Sourcing systems are built to reward visibility
Research is consistent about what actually happens in mid‑career. The shift isn’t toward decline. It’s toward what psychologist Erik Erikson called generativity, investing in others, stabilizing teams, preserving institutional memory, exercising judgment, and solving for the long term. That isn’t a consolation prize for slowing down. It’s a different and often more structurally valuable form of contribution. The problem is that most performance and sourcing systems are built to reward visibility, individual output, and rapid movement, not the kind of value that shows up over years in rooms where things didn’t go wrong because someone with experience made sure they didn’t.
As AI absorbs more transactional and pattern‑replicating work, the value of human contribution shifts toward context, judgment, and trust. These are the domains where experienced workers tend to contribute most and where replacement is hardest.
The macro numbers make the implications plain. International modelling suggests that population ageing will reduce GDP per capita across advanced economies by the middle of this century if age‑specific employment rates stay where they are.

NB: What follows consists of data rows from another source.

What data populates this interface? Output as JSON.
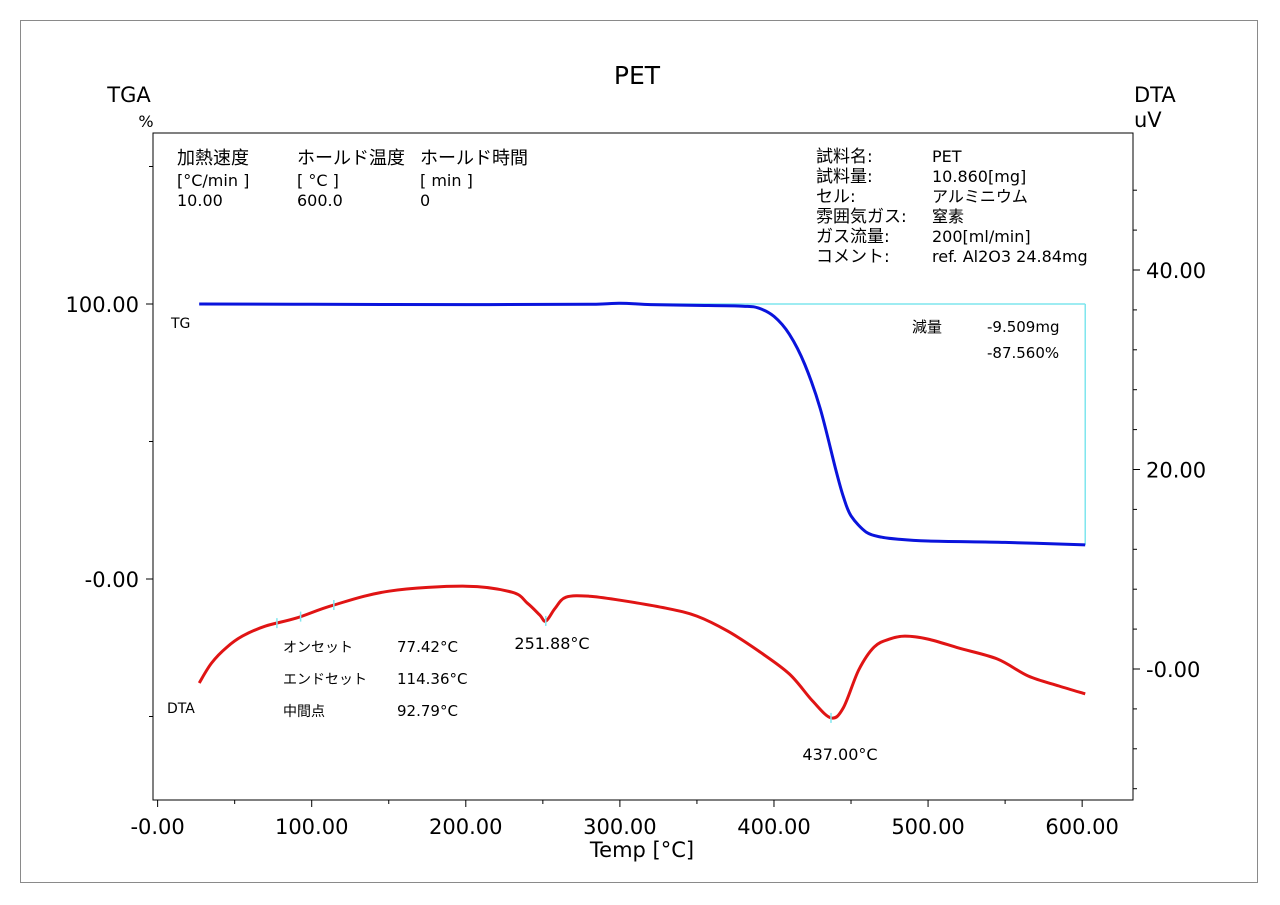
{
  "chart_data": {
    "type": "line",
    "title": "PET",
    "xlabel": "Temp [°C]",
    "y_left_label": "TGA",
    "y_left_unit": "%",
    "y_right_label": "DTA",
    "y_right_unit": "uV",
    "xlim": [
      -3,
      633
    ],
    "x_ticks": [
      "-0.00",
      "100.00",
      "200.00",
      "300.00",
      "400.00",
      "500.00",
      "600.00"
    ],
    "x_tick_values": [
      0,
      100,
      200,
      300,
      400,
      500,
      600
    ],
    "y_left_ticks": [
      "100.00",
      "-0.00"
    ],
    "y_left_tick_values": [
      100,
      0
    ],
    "y_right_ticks": [
      "40.00",
      "20.00",
      "-0.00"
    ],
    "y_right_tick_values": [
      40,
      20,
      0
    ],
    "colors": {
      "tg": "#0a14dc",
      "dta": "#e01414",
      "baseline": "#7fe6ee",
      "axis": "#000000",
      "frame": "#8a8a8a"
    },
    "conditions": {
      "headers": [
        "加熱速度",
        "ホールド温度",
        "ホールド時間"
      ],
      "units": [
        "[°C/min ]",
        "[ °C ]",
        "[ min ]"
      ],
      "values": [
        "10.00",
        "600.0",
        "0"
      ]
    },
    "sample_info": [
      {
        "label": "試料名:",
        "value": "PET"
      },
      {
        "label": "試料量:",
        "value": "10.860[mg]"
      },
      {
        "label": "セル:",
        "value": "アルミニウム"
      },
      {
        "label": "雰囲気ガス:",
        "value": "窒素"
      },
      {
        "label": "ガス流量:",
        "value": "200[ml/min]"
      },
      {
        "label": "コメント:",
        "value": "ref. Al2O3 24.84mg"
      }
    ],
    "weight_loss": {
      "label": "減量",
      "mg": "-9.509mg",
      "percent": "-87.560%"
    },
    "transition": {
      "onset_label": "オンセット",
      "onset": "77.42°C",
      "endset_label": "エンドセット",
      "endset": "114.36°C",
      "midpoint_label": "中間点",
      "midpoint": "92.79°C"
    },
    "peak_labels": [
      "251.88°C",
      "437.00°C"
    ],
    "series": [
      {
        "name": "TG",
        "axis": "left",
        "x": [
          27,
          100,
          200,
          280,
          300,
          320,
          350,
          380,
          390,
          400,
          410,
          420,
          430,
          440,
          445,
          450,
          460,
          470,
          480,
          500,
          550,
          602
        ],
        "y": [
          100,
          99.9,
          99.8,
          99.9,
          100.3,
          99.8,
          99.5,
          99.2,
          98.5,
          95.5,
          89,
          78,
          62,
          40,
          30,
          23,
          17,
          15.2,
          14.5,
          13.8,
          13.3,
          12.4
        ]
      },
      {
        "name": "DTA",
        "axis": "right",
        "x": [
          27,
          35,
          45,
          55,
          70,
          90,
          114,
          150,
          200,
          230,
          240,
          248,
          252,
          258,
          265,
          280,
          300,
          330,
          350,
          370,
          390,
          410,
          425,
          437,
          445,
          455,
          465,
          475,
          485,
          500,
          520,
          545,
          565,
          585,
          602
        ],
        "y": [
          -1.4,
          0.6,
          2.2,
          3.3,
          4.3,
          5.1,
          6.4,
          7.8,
          8.3,
          7.7,
          6.6,
          5.4,
          4.8,
          6.1,
          7.2,
          7.3,
          6.9,
          6.1,
          5.3,
          3.8,
          1.8,
          -0.5,
          -3.2,
          -4.9,
          -3.9,
          -0.1,
          2.2,
          3.0,
          3.3,
          3.0,
          2.1,
          1.0,
          -0.7,
          -1.7,
          -2.5
        ]
      }
    ]
  }
}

Improving labour‑market outcomes for people 50 and over could add several tenths of a percentage point to global GDP growth each year over the coming decades, and Canada sits squarely inside those projections. At the organizational level, age‑diverse teams consistently produce more impactful innovation, while the loss of experienced workers without proper knowledge transfer reduces quality, efficiency, and adaptive capacity. This is not a fairness argument. It is an economic efficiency argument, and Canada is not exempt from it.
Now add AI sourcing, and the problem compounds.
AI and ATS tools learn from the data they are given. When that data comes predominantly from platforms where visibility declines as careers stabilize, the model is trained on a labour market that is already partially blind. Nobody needs to code age as a variable. Tenure length, career path patterns, title progressions, and skill histories serve as proxies, and the model learns to rank against them. Those shifts often begin in the early forties, when role changes slow and visible career activity declines. AI does not need to be intentionally ageist to industrialize ageism at scale. It needs only to learn faithfully from skewed data.
The result is that every Canadian organization using AI sourcing is competing for the same thin, visible slice of talent. The experienced workers they actually need, the ones with judgment, institutional knowledge, and generativity, are never surfaced, ranked, or contacted. The talent shortage feels real because the metrics back it up. That confirmation is not a picture of the Canadian labour market. It is a picture of what was visible in the training data.
The 40‑year‑old manager in Tuesday’s hiring meeting probably doesn’t think of themselves as someone ageism affects. They should. Because the tools being trusted to find talent are already narrowing the lens around workers who look exactly like them, not because those workers are less capable, but because they stopped performing for an algorithm and started doing their jobs.
The workers are there.
The question is whether the tools we are trusting to find them are actually capable of seeing them.